Here is how he expressed it in the Washington Inquirer:"But what are the Soviets up to? All these changes in the USSR, although doubtlessly connected to the known woes plaguing the country, have some other underlying purpose. But what specifically? In fact, they all rather suggest a preparation for war rather than attempts at overcoming the above-mentioned problems. The Soviets, who have succeeded in trapping the United States in the gulf, may have now become convinced that the latter will be trying to extricate itself from the morass by attacking Iraq. The Kremlin knows only too well that victory over Iraq would leave the U.S. in virtual control of the world's largest oil deposits practically forever. And this the Kremlin will not approve. And it will try to get actively involved once the hostilities start."
Now think about this. It seems very reasonable to me that the Kremlin would not want the United States sitting on the Persian Gulf oil reserves, yet it voted for the U.N. resolutions. What's the deal? Well, we now know that the Soviet Union knew in advance of the North Korean invasion, yet it was absent from the Security Council, thus allowing the vote that involved America in the Korean War.
It's entirely possible that the Soviet Union would want to get us bogged down in a Middle East morass - thus, the U.N. votes - but have in mind no happy outcome as far as we are concerned.
I think it strange that since Shevardnadze's resignation, the Soviet Union was ominously silent on the Persian Gulf for about a period of two weeks. There was not even any immediate Soviet reaction to the failed talks in Geneva. And Secretary of State James Baker, in his round of visiting coalition partners, did not visit the Soviet Union.

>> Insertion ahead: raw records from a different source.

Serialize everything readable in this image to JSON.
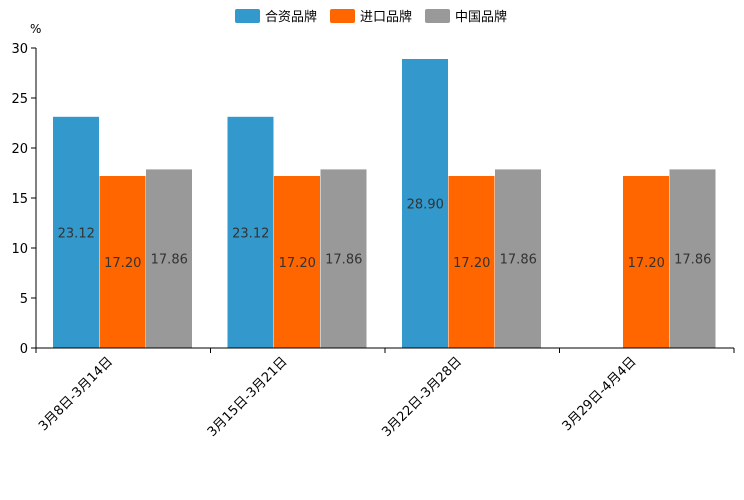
{
  "chart_data": {
    "type": "bar",
    "title": "",
    "xlabel": "",
    "ylabel": "%",
    "ylim": [
      0,
      30
    ],
    "yticks": [
      0,
      5,
      10,
      15,
      20,
      25,
      30
    ],
    "grid": false,
    "legend_position": "top-center",
    "categories": [
      "3月8日-3月14日",
      "3月15日-3月21日",
      "3月22日-3月28日",
      "3月29日-4月4日"
    ],
    "series": [
      {
        "name": "合资品牌",
        "color": "#3399cc",
        "values": [
          23.12,
          23.12,
          28.9,
          null
        ],
        "labels": [
          "23.12",
          "23.12",
          "28.90",
          ""
        ]
      },
      {
        "name": "进口品牌",
        "color": "#ff6600",
        "values": [
          17.2,
          17.2,
          17.2,
          17.2
        ],
        "labels": [
          "17.20",
          "17.20",
          "17.20",
          "17.20"
        ]
      },
      {
        "name": "中国品牌",
        "color": "#999999",
        "values": [
          17.86,
          17.86,
          17.86,
          17.86
        ],
        "labels": [
          "17.86",
          "17.86",
          "17.86",
          "17.86"
        ]
      }
    ],
    "colors": {
      "axis": "#000000",
      "tick_text": "#000000",
      "data_label": "#333333"
    }
  }
}
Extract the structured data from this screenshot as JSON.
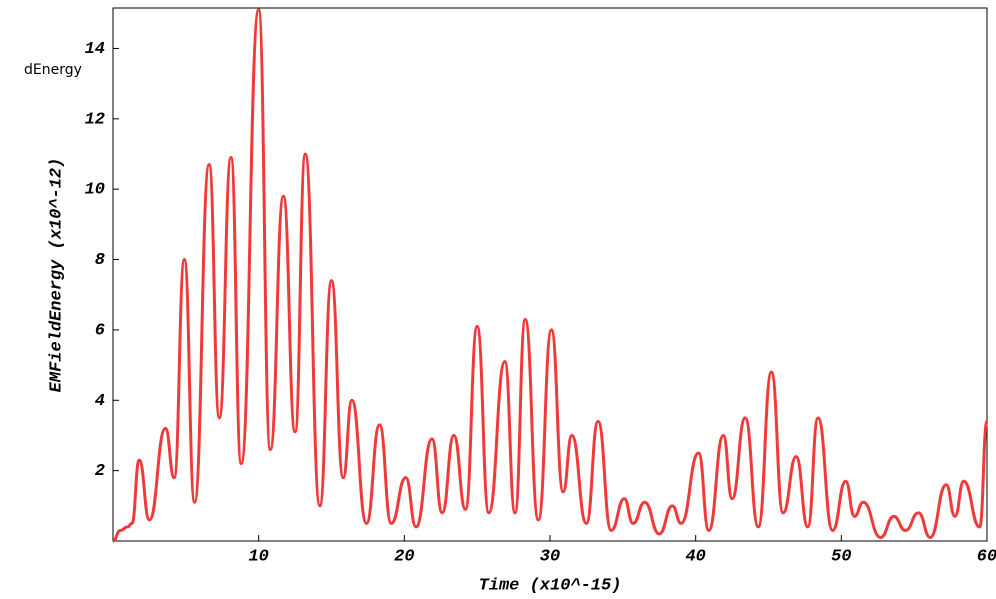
{
  "chart_data": {
    "type": "line",
    "legend_text": "dEnergy",
    "xlabel": "Time (x10^-15)",
    "ylabel": "EMFieldEnergy (x10^-12)",
    "xlim": [
      0,
      60
    ],
    "ylim": [
      0,
      15.15
    ],
    "xticks": [
      10,
      20,
      30,
      40,
      50,
      60
    ],
    "yticks": [
      2,
      4,
      6,
      8,
      10,
      12,
      14
    ],
    "series": [
      {
        "color": "#f03a3a",
        "x": [
          0,
          0.5,
          1,
          1.3,
          1.8,
          2.5,
          3.6,
          4.2,
          4.9,
          5.6,
          6.6,
          7.3,
          8.1,
          8.8,
          10.0,
          10.8,
          11.7,
          12.5,
          13.2,
          14.2,
          15.0,
          15.8,
          16.4,
          17.4,
          18.3,
          19.1,
          20.1,
          20.8,
          21.9,
          22.6,
          23.4,
          24.2,
          25.0,
          25.8,
          26.9,
          27.6,
          28.3,
          29.2,
          30.1,
          30.9,
          31.5,
          32.5,
          33.3,
          34.2,
          35.1,
          35.7,
          36.5,
          37.5,
          38.4,
          39.0,
          40.2,
          40.9,
          41.9,
          42.5,
          43.4,
          44.3,
          45.2,
          46.0,
          46.9,
          47.7,
          48.4,
          49.4,
          50.3,
          50.9,
          51.5,
          52.7,
          53.6,
          54.4,
          55.3,
          56.1,
          57.2,
          57.8,
          58.4,
          59.5,
          60
        ],
        "values": [
          0,
          0.3,
          0.4,
          0.5,
          2.3,
          0.6,
          3.2,
          1.8,
          8.0,
          1.1,
          10.7,
          3.5,
          10.9,
          2.2,
          15.1,
          2.6,
          9.8,
          3.1,
          11.0,
          1.0,
          7.4,
          1.8,
          4.0,
          0.5,
          3.3,
          0.5,
          1.8,
          0.4,
          2.9,
          0.8,
          3.0,
          0.9,
          6.1,
          0.8,
          5.1,
          0.8,
          6.3,
          0.6,
          6.0,
          1.4,
          3.0,
          0.5,
          3.4,
          0.3,
          1.2,
          0.5,
          1.1,
          0.2,
          1.0,
          0.5,
          2.5,
          0.3,
          3.0,
          1.2,
          3.5,
          0.4,
          4.8,
          0.8,
          2.4,
          0.4,
          3.5,
          0.3,
          1.7,
          0.7,
          1.1,
          0.1,
          0.7,
          0.3,
          0.8,
          0.1,
          1.6,
          0.7,
          1.7,
          0.4,
          3.4
        ]
      }
    ]
  }
}
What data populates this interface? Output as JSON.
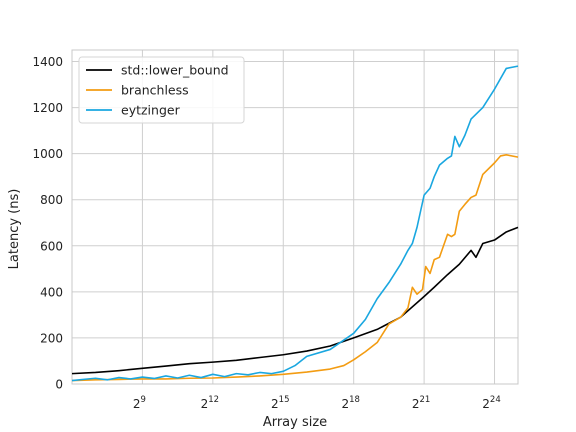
{
  "chart_data": {
    "type": "line",
    "title": "",
    "xlabel": "Array size",
    "ylabel": "Latency (ns)",
    "x_scale": "log2",
    "xlim": [
      64,
      33554432
    ],
    "ylim": [
      0,
      1450
    ],
    "x_ticks": [
      {
        "value": 512,
        "base": "2",
        "exp": "9"
      },
      {
        "value": 4096,
        "base": "2",
        "exp": "12"
      },
      {
        "value": 32768,
        "base": "2",
        "exp": "15"
      },
      {
        "value": 262144,
        "base": "2",
        "exp": "18"
      },
      {
        "value": 2097152,
        "base": "2",
        "exp": "21"
      },
      {
        "value": 16777216,
        "base": "2",
        "exp": "24"
      }
    ],
    "y_ticks": [
      {
        "value": 0,
        "label": "0"
      },
      {
        "value": 200,
        "label": "200"
      },
      {
        "value": 400,
        "label": "400"
      },
      {
        "value": 600,
        "label": "600"
      },
      {
        "value": 800,
        "label": "800"
      },
      {
        "value": 1000,
        "label": "1000"
      },
      {
        "value": 1200,
        "label": "1200"
      },
      {
        "value": 1400,
        "label": "1400"
      }
    ],
    "grid": true,
    "legend_position": "top-left",
    "series": [
      {
        "name": "std::lower_bound",
        "color": "#000000",
        "points": [
          [
            64,
            45
          ],
          [
            128,
            50
          ],
          [
            256,
            58
          ],
          [
            512,
            68
          ],
          [
            1024,
            78
          ],
          [
            2048,
            88
          ],
          [
            4096,
            95
          ],
          [
            8192,
            103
          ],
          [
            16384,
            115
          ],
          [
            32768,
            127
          ],
          [
            65536,
            143
          ],
          [
            131072,
            165
          ],
          [
            262144,
            200
          ],
          [
            524288,
            237
          ],
          [
            1048576,
            290
          ],
          [
            2097152,
            380
          ],
          [
            2826730,
            420
          ],
          [
            4194304,
            475
          ],
          [
            5931642,
            520
          ],
          [
            8388608,
            580
          ],
          [
            9700000,
            550
          ],
          [
            11863283,
            610
          ],
          [
            16777216,
            625
          ],
          [
            23726566,
            660
          ],
          [
            33554432,
            680
          ]
        ]
      },
      {
        "name": "branchless",
        "color": "#f39c12",
        "points": [
          [
            64,
            15
          ],
          [
            128,
            18
          ],
          [
            256,
            20
          ],
          [
            512,
            22
          ],
          [
            1024,
            22
          ],
          [
            2048,
            25
          ],
          [
            4096,
            26
          ],
          [
            8192,
            30
          ],
          [
            16384,
            35
          ],
          [
            32768,
            42
          ],
          [
            65536,
            52
          ],
          [
            131072,
            65
          ],
          [
            196000,
            80
          ],
          [
            262144,
            105
          ],
          [
            370000,
            140
          ],
          [
            524288,
            180
          ],
          [
            741455,
            260
          ],
          [
            1048576,
            290
          ],
          [
            1300000,
            330
          ],
          [
            1482910,
            420
          ],
          [
            1700000,
            390
          ],
          [
            2000000,
            410
          ],
          [
            2200000,
            510
          ],
          [
            2500000,
            480
          ],
          [
            2826730,
            540
          ],
          [
            3300000,
            550
          ],
          [
            4194304,
            650
          ],
          [
            4700000,
            640
          ],
          [
            5200000,
            650
          ],
          [
            5931642,
            750
          ],
          [
            7000000,
            780
          ],
          [
            8388608,
            810
          ],
          [
            9700000,
            820
          ],
          [
            11863283,
            910
          ],
          [
            16777216,
            960
          ],
          [
            20000000,
            990
          ],
          [
            23726566,
            995
          ],
          [
            33554432,
            985
          ]
        ]
      },
      {
        "name": "eytzinger",
        "color": "#1aa7e0",
        "points": [
          [
            64,
            15
          ],
          [
            90,
            20
          ],
          [
            128,
            25
          ],
          [
            181,
            18
          ],
          [
            256,
            28
          ],
          [
            362,
            22
          ],
          [
            512,
            30
          ],
          [
            724,
            24
          ],
          [
            1024,
            35
          ],
          [
            1448,
            26
          ],
          [
            2048,
            38
          ],
          [
            2896,
            28
          ],
          [
            4096,
            42
          ],
          [
            5792,
            32
          ],
          [
            8192,
            45
          ],
          [
            11585,
            40
          ],
          [
            16384,
            50
          ],
          [
            23170,
            45
          ],
          [
            32768,
            55
          ],
          [
            46341,
            80
          ],
          [
            65536,
            120
          ],
          [
            131072,
            150
          ],
          [
            262144,
            220
          ],
          [
            370000,
            280
          ],
          [
            524288,
            370
          ],
          [
            741455,
            440
          ],
          [
            1048576,
            520
          ],
          [
            1300000,
            580
          ],
          [
            1482910,
            610
          ],
          [
            1700000,
            680
          ],
          [
            2097152,
            820
          ],
          [
            2500000,
            850
          ],
          [
            2826730,
            900
          ],
          [
            3300000,
            950
          ],
          [
            4194304,
            980
          ],
          [
            4700000,
            990
          ],
          [
            5200000,
            1075
          ],
          [
            5931642,
            1030
          ],
          [
            7000000,
            1080
          ],
          [
            8388608,
            1150
          ],
          [
            11863283,
            1200
          ],
          [
            16777216,
            1280
          ],
          [
            23726566,
            1370
          ],
          [
            33554432,
            1380
          ]
        ]
      }
    ]
  }
}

Yet the only important member of the so-called coalition is the Soviet Union. What France or Great Britain or Germany do doesn't really matter a hoot. Only the Soviet Union has the capability to turn the tables on us. President Bush's entire Persian Gulf policy is based on one thing and one thing only - the consent of the Soviet Union.
If you back off and put the postwar era into perspective and look at events from the point of view of a titanic struggle between the United States and the Soviet Union, then you can see both the Vietnam War and the Korean War as pluses on the Soviet side.
In both cases, the United States wasted lives and treasure and political capital, being forced in one case to accept a stalemate and in the other defeat at great cost while the Soviet Union lost not one life or suffered one economic loss other than its investment in arms for the Vietnamese and North Koreans.
Neither I nor Rurarz know for certain what the Soviet Union is up to, but I do know we have allowed ourselves to become obsessed, risking both lives, treasure and for sure any alliance with the Moslem world for a goal not worth the price.
I agree with the Polish diplomat: The Soviet Union is not going to stand aside and allow the United States to permanently take control of Persian Gulf oil reserves.
This is going to be a bad business and it is not going to end well.